Let us now compare this estimate with that obtained from the Integrated Brownian Motion prior that we used in Lecture 23. The value of $\gamma$ below was obtained by posterior inference on $\gamma$ from Lecture 23.

gamma = 0.0278 #this value was suggested by posterior inference over gamma (see code for Lecture 23)
X = np.column_stack((np.ones(n), x)) #usual X matrix for linear regression

def K_I(u, v):
    minuv = min(u, v)
    maxuv = max(u, v)
    return (minuv**2 / 6.0) * (3*maxuv - minuv)

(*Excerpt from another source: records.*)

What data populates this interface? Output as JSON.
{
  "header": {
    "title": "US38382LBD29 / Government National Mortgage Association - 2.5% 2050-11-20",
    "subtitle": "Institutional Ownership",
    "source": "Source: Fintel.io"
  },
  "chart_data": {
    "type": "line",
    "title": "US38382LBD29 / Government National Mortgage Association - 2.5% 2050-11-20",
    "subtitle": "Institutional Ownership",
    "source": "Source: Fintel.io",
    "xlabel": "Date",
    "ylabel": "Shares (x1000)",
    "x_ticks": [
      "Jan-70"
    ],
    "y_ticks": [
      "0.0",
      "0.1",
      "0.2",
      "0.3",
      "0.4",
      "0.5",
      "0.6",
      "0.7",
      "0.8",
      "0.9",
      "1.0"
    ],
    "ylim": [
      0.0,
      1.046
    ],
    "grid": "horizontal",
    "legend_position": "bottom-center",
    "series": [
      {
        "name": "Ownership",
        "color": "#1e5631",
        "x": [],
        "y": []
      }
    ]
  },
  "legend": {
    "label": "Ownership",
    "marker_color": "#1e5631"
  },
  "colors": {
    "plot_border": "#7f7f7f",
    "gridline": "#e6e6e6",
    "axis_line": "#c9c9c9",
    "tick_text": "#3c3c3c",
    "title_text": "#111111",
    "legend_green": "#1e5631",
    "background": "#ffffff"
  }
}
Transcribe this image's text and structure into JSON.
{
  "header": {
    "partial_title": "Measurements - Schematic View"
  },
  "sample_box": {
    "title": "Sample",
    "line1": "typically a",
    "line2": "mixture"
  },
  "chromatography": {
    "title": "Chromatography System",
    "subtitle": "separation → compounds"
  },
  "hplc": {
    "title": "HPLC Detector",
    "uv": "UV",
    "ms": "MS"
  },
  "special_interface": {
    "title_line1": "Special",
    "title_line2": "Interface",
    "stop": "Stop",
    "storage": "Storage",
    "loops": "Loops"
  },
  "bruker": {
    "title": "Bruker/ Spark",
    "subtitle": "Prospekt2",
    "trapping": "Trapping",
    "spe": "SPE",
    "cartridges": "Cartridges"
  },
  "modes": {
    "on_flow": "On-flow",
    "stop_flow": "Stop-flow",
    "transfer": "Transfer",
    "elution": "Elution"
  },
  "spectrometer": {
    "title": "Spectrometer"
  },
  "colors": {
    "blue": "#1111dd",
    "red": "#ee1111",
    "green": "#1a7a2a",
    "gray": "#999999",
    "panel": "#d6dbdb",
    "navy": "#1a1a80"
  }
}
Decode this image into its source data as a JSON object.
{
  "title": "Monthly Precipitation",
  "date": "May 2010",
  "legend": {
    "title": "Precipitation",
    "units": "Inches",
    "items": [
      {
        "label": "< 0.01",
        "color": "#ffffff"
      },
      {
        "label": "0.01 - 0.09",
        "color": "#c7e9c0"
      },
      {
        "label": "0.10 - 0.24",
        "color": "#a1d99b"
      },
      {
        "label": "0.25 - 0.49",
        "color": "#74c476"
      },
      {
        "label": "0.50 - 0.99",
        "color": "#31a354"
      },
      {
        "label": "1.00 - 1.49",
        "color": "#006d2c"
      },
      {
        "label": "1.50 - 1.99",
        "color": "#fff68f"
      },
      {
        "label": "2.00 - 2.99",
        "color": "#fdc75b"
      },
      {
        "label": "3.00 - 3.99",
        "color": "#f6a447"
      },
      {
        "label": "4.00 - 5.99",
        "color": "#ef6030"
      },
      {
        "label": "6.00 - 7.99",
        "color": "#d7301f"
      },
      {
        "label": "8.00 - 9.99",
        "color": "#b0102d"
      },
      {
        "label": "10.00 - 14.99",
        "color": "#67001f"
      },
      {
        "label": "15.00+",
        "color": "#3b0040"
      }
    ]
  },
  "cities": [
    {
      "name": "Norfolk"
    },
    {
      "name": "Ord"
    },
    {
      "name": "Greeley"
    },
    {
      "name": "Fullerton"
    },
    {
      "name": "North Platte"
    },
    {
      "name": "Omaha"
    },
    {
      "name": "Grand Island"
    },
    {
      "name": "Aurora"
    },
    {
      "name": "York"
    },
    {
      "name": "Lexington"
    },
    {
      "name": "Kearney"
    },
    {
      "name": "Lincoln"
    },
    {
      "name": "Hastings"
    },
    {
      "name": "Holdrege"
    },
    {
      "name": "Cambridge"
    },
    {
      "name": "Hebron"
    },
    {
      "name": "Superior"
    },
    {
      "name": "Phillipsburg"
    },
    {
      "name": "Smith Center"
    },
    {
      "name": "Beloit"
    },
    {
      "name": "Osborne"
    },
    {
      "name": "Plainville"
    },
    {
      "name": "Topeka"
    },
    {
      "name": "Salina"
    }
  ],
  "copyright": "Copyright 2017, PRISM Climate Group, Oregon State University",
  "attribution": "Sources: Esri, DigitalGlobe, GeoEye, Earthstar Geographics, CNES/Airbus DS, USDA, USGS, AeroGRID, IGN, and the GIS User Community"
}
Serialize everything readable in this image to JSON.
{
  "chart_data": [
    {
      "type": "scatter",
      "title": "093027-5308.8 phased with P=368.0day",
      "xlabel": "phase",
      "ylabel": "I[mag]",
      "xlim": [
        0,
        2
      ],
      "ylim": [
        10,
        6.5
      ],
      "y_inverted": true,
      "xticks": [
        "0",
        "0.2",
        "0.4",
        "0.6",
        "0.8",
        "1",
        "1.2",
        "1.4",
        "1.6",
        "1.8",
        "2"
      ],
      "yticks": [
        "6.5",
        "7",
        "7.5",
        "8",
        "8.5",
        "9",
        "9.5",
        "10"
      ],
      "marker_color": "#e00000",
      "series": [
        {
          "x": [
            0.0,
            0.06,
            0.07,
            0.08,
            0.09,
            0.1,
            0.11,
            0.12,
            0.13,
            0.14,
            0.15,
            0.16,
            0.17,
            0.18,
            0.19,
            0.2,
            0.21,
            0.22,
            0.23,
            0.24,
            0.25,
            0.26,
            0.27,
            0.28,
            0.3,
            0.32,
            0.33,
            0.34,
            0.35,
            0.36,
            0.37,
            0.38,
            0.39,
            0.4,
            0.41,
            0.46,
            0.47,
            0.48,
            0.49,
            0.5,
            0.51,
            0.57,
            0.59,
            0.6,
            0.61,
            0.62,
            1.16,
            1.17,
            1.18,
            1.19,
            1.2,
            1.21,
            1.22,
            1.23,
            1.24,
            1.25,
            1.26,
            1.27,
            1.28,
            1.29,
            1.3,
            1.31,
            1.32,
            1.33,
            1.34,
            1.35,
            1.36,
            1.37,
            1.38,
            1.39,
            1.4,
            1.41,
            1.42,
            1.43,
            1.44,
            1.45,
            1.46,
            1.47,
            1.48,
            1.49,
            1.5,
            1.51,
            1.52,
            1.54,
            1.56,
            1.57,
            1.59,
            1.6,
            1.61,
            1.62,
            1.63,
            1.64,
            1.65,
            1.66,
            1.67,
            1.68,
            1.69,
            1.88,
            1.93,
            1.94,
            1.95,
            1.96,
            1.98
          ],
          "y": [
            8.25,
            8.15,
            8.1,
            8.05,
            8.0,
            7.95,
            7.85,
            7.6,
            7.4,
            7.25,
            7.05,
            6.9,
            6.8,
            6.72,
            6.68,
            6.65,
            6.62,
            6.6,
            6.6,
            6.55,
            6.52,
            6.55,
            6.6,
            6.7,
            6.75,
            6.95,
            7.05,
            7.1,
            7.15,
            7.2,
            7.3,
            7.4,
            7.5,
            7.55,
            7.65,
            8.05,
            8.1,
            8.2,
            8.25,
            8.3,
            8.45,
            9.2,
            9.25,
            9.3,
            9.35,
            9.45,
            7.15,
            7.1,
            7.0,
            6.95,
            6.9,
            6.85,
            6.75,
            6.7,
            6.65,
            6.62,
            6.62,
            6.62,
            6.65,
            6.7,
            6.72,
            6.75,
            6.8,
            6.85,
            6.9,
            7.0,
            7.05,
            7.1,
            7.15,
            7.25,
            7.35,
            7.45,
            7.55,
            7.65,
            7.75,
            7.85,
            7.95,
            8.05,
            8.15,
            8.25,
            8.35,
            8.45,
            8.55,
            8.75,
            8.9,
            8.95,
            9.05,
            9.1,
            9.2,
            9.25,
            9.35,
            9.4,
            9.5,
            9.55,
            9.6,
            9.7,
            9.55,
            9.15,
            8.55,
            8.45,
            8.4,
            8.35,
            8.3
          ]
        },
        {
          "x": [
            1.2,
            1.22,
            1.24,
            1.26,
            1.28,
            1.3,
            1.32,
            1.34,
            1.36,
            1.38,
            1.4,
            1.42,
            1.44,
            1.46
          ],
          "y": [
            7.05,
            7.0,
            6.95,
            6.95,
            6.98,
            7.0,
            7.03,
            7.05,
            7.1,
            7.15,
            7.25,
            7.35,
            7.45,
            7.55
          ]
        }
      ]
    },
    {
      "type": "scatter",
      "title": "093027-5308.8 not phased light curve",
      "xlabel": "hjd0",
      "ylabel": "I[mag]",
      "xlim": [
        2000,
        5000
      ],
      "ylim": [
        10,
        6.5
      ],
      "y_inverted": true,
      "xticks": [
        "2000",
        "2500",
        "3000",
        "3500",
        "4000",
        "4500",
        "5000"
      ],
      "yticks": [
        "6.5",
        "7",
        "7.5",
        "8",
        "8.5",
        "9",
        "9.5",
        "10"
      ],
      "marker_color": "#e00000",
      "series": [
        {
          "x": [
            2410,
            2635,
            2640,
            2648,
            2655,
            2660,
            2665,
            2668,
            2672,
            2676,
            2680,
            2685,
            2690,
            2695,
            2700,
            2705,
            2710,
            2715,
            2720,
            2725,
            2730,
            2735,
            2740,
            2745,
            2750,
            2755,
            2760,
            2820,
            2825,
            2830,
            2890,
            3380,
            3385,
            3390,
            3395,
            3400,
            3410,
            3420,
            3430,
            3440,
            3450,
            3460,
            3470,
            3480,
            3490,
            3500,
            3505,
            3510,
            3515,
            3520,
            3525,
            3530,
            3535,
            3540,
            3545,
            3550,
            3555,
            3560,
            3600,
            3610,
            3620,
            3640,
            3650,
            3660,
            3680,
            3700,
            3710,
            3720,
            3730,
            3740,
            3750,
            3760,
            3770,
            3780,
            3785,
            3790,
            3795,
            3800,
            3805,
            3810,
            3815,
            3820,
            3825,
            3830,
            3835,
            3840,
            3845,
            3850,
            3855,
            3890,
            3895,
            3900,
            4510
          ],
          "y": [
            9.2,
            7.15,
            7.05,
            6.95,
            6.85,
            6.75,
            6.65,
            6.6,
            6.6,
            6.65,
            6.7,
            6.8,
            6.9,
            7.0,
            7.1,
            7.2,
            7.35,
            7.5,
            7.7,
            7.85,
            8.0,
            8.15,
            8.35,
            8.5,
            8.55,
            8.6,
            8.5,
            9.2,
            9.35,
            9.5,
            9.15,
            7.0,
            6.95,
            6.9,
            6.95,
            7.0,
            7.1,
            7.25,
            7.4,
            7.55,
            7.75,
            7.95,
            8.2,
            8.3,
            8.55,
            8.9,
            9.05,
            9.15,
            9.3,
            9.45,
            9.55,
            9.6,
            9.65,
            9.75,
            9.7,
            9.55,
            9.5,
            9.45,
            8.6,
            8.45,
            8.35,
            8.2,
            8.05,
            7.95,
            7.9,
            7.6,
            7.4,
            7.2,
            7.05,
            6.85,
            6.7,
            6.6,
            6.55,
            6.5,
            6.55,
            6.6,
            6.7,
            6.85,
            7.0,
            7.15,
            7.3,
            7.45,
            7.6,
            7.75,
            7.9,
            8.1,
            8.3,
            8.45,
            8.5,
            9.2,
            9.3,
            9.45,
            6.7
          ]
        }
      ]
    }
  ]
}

K_ibm = np.array([[K_I(xi, xj) for xj in x] for xi in x])

# grid
M = np.max(x)
grid_f = x_grid
kvec  = np.array([[K_I(u, xi) for xi in x] for u in grid_f])

# A_gamma
A_gamma = np.eye(n) + gamma**2 * K_ibm
A_gamma_inv = np.linalg.inv(A_gamma)

#the X^T A_gamma^-1 X and its inverse
XtAinvX = X.T @ A_gamma_inv @ X
XtAinvX_inv = np.linalg.inv(XtAinvX)

# the matrix P (defined above)
P = A_gamma_inv - A_gamma_inv @ X @ XtAinvX_inv @ X.T @ A_gamma_inv

# Offset term:
alpha = XtAinvX_inv  @ X.T @ A_gamma_inv @ y

# all the vectors (1, u) stacked together for all u in grid_f
H = np.column_stack((np.ones(len(grid_f)), grid_f))

# posterior mean
post_mean_ibm = H @ alpha + gamma**2 * kvec @ (P @ y)

plt.figure(figsize=(10,6))
plt.scatter(x,y, s = 15, color = 'black')
#plt.plot(x_grid,post_mean,color='red',lw=2, label='Grid Search Fit')
plt.plot(x_grid,post_mean_lbfgs,color='blue',lw=2, label='L-BFGS-B Fit (without beta0)')
plt.plot(x_grid,post_mean_lbfgs_beta0,color='green',lw=2, label='L-BFGS-B Fit with beta0')
plt.plot(x_grid,post_mean_ibm,color='orange',lw=2, label='IBM prior')
plt.xlabel('Experience')
plt.ylabel('Log Earnings')
plt.legend()
plt.title('Gaussian Process Regression')
plt.show()

These estimates all look quite similar.